John Rossett, hero of The Darkest Hour, returns to help his Nazi boss save his daughter, who has been kidnapped by American spies. He must find Ruth Hartz, a Jewish scientist imprisoned by the Germans and forced to work on developing an atom bomb, so she can be swapped for the daughter. Rossett battles not only the Nazi occupiers, but also the British Resistance from the criminal underworld, as well as some rogue American spies led by Allen Dulles, working covertly to defeat Hitler.
Besides the real-life figure of Dulles, Schumacher also includes Joe Kennedy as ambassador to the United Kingdom and Charles Lindbergh as president of the United States. Both men desire to maintain a good relationship with Hitler as a means of starting an international trade agreement. Where many historical books ignore Kennedy’s and Lindbergh’s anti-Semitism, Schumacher uses it to enhance the plot, exposing the true facts of Lindbergh’s views regarding the Jews — considering them sinister, corrupt, and committed to destroying Christian morality — and Kennedy’s positive perspective on appeasement with Hitler, especially as it related to the economic ties between the two sides.
But the most powerful part of the novel is its theme, what will people morally sacrifice to pay the price for their life? This is brought home by the quote, “We’re part of a machine, John…whatever I think about the machine, how I feel about what it does, it doesn’t matter. If I don’t do what I’m supposed to do…I die.” The author also takes the theme one step further by having readers decide if the person with the clipboard is as responsible or more responsible for the Jewish deaths than the ones who actually did the killings.
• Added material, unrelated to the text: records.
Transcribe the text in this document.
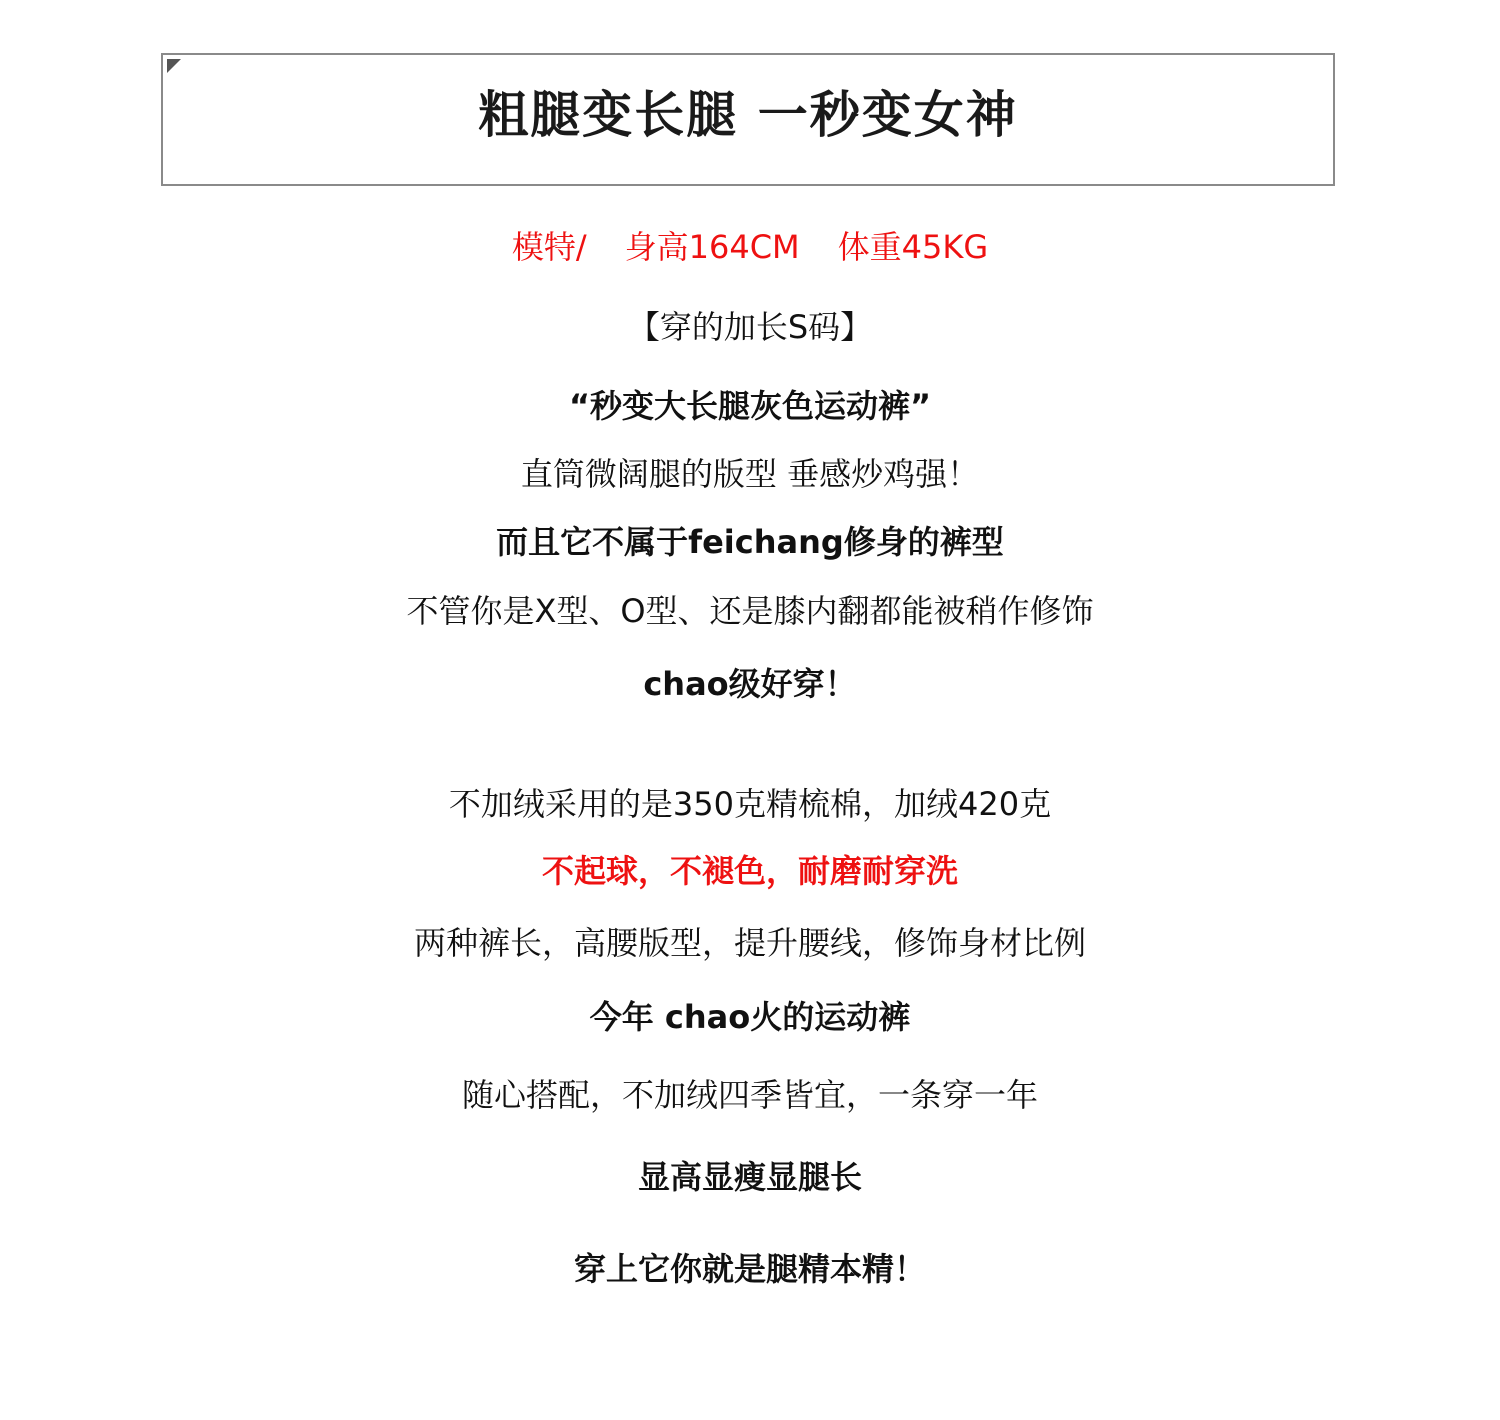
粗腿变长腿 一秒变女神
模特/ 身高164CM 体重45KG
【穿的加长S码】
“秒变大长腿灰色运动裤”
直筒微阔腿的版型 垂感炒鸡强！
而且它不属于feichang修身的裤型
不管你是X型、O型、还是膝内翻都能被稍作修饰
chao级好穿！
不加绒采用的是350克精梳棉，加绒420克
不起球，不褪色，耐磨耐穿洗
两种裤长，高腰版型，提升腰线，修饰身材比例
今年 chao火的运动裤
随心搭配，不加绒四季皆宜，一条穿一年
显高显瘦显腿长
穿上它你就是腿精本精！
Through his brilliant character development, Schumacher garners sympathy not only for Ruth, the Jewish scientist, but for her Nazi-collaborator rescuer, John Rossett. Ruth is the only one in the story with intact moral integrity, willing to kill herself to make sure the Nazis never get the bomb. Rossett comes across as someone wanting to make amends, to become a better person, since his original job was to displace Jews. Although it may be impossible to grant this complex and flawed character a full pardon, readers will find themselves rooting for him as he tries to overcome his sins by fighting subversively against the Nazi régime.
The British Lion reminds readers in many different ways about man’s inhumanity to fellow man. Schumacher has clearly done his historical research about Nazis, their sympathizers, and the Holocaust; he mixes those facts into a riveting story, creating an alternate history that makes his readers tremble with the realistic possibilities.